Thanks for the advise on the reference dimension to the internal 'slot' type feature in the top right drawing and position control, not sure why I did not think of this, I think I was worried about adding profile of a surface control to the slot and ‘double dimensioning’ between both drawing and it must have confused me.

Thank you once again for your speedy response.

Darren
 
RunningFree, to me it still looks like the image you posted has the cutting line shown in a view of the male part while the actual section is of the female. However, I appreciate this isn't a full drawing and don't want to nit pick irrelevant details as some on this site tend to. I only mentioned it because it confused me a bit initially.

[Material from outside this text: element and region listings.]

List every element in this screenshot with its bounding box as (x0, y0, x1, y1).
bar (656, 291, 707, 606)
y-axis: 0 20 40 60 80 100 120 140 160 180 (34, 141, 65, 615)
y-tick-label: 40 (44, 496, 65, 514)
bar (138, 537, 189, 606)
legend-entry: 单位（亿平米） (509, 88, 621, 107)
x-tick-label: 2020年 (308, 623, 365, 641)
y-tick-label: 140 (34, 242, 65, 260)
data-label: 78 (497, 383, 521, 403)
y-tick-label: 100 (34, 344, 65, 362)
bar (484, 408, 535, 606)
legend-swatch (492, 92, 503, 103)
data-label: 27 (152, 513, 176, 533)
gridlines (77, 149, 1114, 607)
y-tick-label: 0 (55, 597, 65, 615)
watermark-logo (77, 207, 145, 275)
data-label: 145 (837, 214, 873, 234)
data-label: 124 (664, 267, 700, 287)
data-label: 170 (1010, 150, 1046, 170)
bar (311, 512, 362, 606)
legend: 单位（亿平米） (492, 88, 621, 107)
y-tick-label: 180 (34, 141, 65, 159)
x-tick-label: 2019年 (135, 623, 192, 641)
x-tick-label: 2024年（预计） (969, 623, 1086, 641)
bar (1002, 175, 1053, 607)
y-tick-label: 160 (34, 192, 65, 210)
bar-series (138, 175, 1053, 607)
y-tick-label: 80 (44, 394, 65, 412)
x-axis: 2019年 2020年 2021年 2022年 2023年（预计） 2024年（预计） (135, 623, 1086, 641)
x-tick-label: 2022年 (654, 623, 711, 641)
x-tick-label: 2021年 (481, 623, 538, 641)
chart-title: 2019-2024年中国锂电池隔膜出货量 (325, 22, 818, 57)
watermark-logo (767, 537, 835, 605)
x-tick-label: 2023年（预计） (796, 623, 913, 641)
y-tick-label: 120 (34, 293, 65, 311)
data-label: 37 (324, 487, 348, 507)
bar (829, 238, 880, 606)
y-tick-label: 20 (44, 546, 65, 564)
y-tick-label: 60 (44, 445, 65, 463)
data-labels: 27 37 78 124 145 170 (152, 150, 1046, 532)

If you redraw the core, you may want to reconsider that concentric note. I believe the meaning of concentric has evolved over the newer versions of the standard. If the requirement is just that the parts fit together you may be better using positional controls of the diameters, like shown in Appendix B of ASME Y14.5M-1994.

KENAT,

Have you reminded yourself of faq731-376 recently, or taken a look at posting policies: What is Engineering anyway: faq1088-1484
 
RunningFree,

If your drawings are for fabrication in-house, I see no problems with multiple drawings and master drawings. If you have decent document control, production will find the drawings they need.

If fabrication is sub-contracted, your purchasing department needs to know what drawings to send out. The simple way is for all the information to be on one drawing, and for purchasing to send each and every page of the drawing to the sub-contractor. If some critical view must be repeated on several drawings, engineering can check the drawings carefully. Engineering can control the quality of their drawings. They cannot control purchasing, or the sub-contractor.